31/07/2013

[Album] Snapcase : "Lookinglasself"

Artiste : Snapcase
Album : Lookinglasself
Premier Album
Sortie : 1993
Genres : Punk Hardcore, Post-Hardcore
Label : Victory Records
Morceaux à écouter : Drain Me / Filter, Deceived, Fields Of Illusion
♥♥
> Ecouter l'album sur Youtube <

J'aime souvent me poser la question "Mais à quoi ça peut bien me faire penser ?" ou encore "Qu'est-ce que je ressens en écoutant ça ?" quand je me tape un artiste, un groupe ou un album que j'ai du mal à cerner, du mal à décrire. Avec Snapcase et son premier album, c'est ce que j'ai dû faire pour réussir à comprendre ce que j'aimais (et ce que je n'aimais pas) là-dedans. Une chose évidente m'est tout de suite venue à l'esprit dès les premières écoutes : Snapcase m'est apparu comme étant au Hardcore ce qu'un groupe comme Helmet est au Métal. En gros, un truc très particulier, bien à part et ayant un style très personnel et facilement identifiable. Sans parler du fait que ces deux groupes ont vu le jour à la même époque : au tout début des années 1990.

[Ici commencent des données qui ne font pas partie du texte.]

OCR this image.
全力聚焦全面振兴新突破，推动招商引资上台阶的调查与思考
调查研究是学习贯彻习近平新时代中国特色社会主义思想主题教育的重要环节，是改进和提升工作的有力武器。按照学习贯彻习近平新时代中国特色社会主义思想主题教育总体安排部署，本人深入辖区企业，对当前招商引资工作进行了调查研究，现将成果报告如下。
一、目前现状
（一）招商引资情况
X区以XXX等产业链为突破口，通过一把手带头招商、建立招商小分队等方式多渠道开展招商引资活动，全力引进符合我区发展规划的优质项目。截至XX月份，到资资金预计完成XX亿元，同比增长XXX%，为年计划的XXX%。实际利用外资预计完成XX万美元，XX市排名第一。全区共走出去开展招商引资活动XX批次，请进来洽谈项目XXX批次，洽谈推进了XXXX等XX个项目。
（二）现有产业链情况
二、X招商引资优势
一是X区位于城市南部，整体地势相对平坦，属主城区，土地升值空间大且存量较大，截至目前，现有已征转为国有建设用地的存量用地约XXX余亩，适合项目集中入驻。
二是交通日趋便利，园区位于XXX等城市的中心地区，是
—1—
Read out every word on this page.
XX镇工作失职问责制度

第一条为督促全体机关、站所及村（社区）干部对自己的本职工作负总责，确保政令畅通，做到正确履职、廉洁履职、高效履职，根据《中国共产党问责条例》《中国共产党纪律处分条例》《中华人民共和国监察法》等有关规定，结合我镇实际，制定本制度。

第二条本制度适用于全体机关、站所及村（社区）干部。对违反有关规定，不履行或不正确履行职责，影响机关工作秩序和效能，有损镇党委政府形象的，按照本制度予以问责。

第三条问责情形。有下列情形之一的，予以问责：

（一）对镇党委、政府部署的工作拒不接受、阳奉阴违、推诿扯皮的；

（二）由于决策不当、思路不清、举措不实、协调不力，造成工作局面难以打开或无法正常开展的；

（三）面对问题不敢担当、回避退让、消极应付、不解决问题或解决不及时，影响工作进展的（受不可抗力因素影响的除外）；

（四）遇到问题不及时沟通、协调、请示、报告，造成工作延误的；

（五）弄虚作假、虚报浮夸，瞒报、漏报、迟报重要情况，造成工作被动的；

Il faut donc se remettre dans le contexte de l'époque pour bien comprendre pourquoi le son ou tout simplement la musique de Snapcase est surprenante quand on a l'habitude d'écouter ce qui sort aujourd'hui où pratiquement tout est soumis à la loi de la batterie ultra retouchée, aux guitares presque synthétiques et aux ajouts Electro (d'où l'étiquette "Electronicore" apposée sur un grand nombre de groupes depuis quelques années). Non, ici, tout est brut et même parfois un peu trop (en comparaison de ce qui se fait aujourd'hui justement). Même la présence de deux guitares n'empêche pas certains "vides" qui donnent cette impression décousue à la musique de Snapcase. Les riffs sont francs et balancés avec ferveur mais on assiste a deux jeux différents : des accords qui se traînent en longueur ou, au contraire, qui sont stoppés net ce qui donne cette progression à deux vitesses dans un seul et même morceau parfois ("Incarnation").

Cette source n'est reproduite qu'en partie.